Goldman earned 1.63 billion US dollars (£1.25 billion), in line with the same period a year earlier, as it was held back by a 17% drop in revenues from divisions containing its trading desks.
However, Bank of America cheered a 10% jump in second quarter profits as gains from higher interest rates helped to offset a drop in trading revenue.
Shares in Barclays were down just shy of 2%, or 4p to 205.1p, while Royal Bank of Scotland edged 2.5p lower to 250.9p.
European markets were also in the red, with Germany's Dax sinking 1.3% and the Cac 40 in France dropping 1.1%.
On the currency markets, the pound endured a choppy session as it responded to the latest slew of UK inflation data from the Office for National Statistics (ONS).

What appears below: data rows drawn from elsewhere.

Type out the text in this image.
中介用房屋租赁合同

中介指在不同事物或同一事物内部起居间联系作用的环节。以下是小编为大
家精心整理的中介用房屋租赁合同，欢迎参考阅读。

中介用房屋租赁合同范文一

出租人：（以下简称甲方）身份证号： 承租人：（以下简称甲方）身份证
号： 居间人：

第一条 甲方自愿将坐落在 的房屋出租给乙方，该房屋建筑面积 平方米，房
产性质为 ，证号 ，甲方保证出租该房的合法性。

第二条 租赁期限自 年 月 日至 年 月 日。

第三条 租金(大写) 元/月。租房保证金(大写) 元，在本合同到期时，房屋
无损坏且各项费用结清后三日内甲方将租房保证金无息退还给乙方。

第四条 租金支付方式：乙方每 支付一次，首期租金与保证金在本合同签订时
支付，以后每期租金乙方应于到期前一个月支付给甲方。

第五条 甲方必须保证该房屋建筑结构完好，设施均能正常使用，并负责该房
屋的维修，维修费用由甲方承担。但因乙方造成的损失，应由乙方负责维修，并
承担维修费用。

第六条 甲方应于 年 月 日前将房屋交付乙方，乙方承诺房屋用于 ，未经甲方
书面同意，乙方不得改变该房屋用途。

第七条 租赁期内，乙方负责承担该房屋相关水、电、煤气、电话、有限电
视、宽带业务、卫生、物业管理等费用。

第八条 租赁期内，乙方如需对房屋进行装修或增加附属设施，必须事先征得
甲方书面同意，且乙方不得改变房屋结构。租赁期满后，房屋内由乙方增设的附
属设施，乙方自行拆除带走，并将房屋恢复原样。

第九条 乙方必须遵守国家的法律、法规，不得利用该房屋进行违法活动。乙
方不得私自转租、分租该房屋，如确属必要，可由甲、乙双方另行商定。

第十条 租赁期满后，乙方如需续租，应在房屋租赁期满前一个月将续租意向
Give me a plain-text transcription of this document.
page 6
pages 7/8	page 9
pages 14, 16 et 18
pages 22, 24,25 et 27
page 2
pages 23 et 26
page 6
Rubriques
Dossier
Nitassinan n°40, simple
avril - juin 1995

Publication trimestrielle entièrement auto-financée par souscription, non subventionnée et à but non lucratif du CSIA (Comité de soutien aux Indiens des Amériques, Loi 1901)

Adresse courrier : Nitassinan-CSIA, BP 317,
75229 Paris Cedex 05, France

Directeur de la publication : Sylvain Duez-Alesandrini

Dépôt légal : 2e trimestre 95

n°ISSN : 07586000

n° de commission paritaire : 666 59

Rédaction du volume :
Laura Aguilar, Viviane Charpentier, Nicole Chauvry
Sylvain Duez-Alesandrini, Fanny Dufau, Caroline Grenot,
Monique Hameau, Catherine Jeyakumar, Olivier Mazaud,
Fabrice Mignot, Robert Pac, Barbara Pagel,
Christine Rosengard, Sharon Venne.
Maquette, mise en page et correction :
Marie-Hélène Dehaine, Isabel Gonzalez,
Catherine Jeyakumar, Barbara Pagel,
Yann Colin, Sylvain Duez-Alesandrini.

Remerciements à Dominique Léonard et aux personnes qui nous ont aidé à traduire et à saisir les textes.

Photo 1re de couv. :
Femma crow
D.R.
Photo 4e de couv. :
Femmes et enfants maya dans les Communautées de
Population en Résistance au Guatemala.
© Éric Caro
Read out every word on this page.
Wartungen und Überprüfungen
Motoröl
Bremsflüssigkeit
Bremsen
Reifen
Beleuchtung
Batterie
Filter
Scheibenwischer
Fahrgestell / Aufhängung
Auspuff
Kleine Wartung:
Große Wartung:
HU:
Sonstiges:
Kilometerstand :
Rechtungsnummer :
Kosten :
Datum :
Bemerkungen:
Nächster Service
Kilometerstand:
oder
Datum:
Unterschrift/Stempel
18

Sterling had pushed to 1.31 US dollars in the run up to the announcement, but tracked back when the Consumer Price Index (CPI) measure of inflation unexpectedly slowed to 2.6% in June.
Economists had been expecting the cost of living to remain at a near four-year high of 2.9%.
The fall was largely driven by a slide in fuel and computer game prices, while some upward pressure came from the cost of food, which recorded smaller falls for June compared to the same month a year ago.
The UK currency was 0.2% lower against the US dollar at 1.302 by the time the London market closed, as traders expect the Bank of England to hold off from an interest rate rise if inflation keeps rolling back.
Sterling was also 1.1% lower versus the euro at 1.125.
The price of oil climbed amid signs that demand is sucking up some oversupply in the market.
Brent crude rose 0.7% to 48.78 US dollars a barrel, but failed to break through the 50 US dollar mark as traders remain cautious about Opec's efforts to support prices by curbing supply.
In UK stocks, Royal Mail Group was among the biggest risers after narrowing the decline in letter deliveries thanks to a boost from general election political mailings.
The group said total letter revenues fell by a better-than-expected 4% in the three months to June 25 after the snap election that month.
But with the benefit of the political mailings stripped out, letter volumes still fell 6% in the group's first quarter.
Its UK parcels arm continued to help offset the ongoing decline in letters, with volumes up 5% and revenues up 3%.
This left overall underlying turnover from the letter and parcels arm 1% lower.
Shares in the firm rose more than 3%, or 12.3p to 411.1p.
The biggest risers on the FTSE 100 Index were G4S up 11.3p to 341.1p, British Land Company up 19p to 623p, Royal Mail up 12.3p to 411.1p, Associated British Foods up 64p to 2,913p.
The biggest fallers were Experian down 32p to 1,532p, Barclays down 4p to 205.1p, Wolseley down 65p to 4,600p, British American Tobacco down 68p to 5,237p.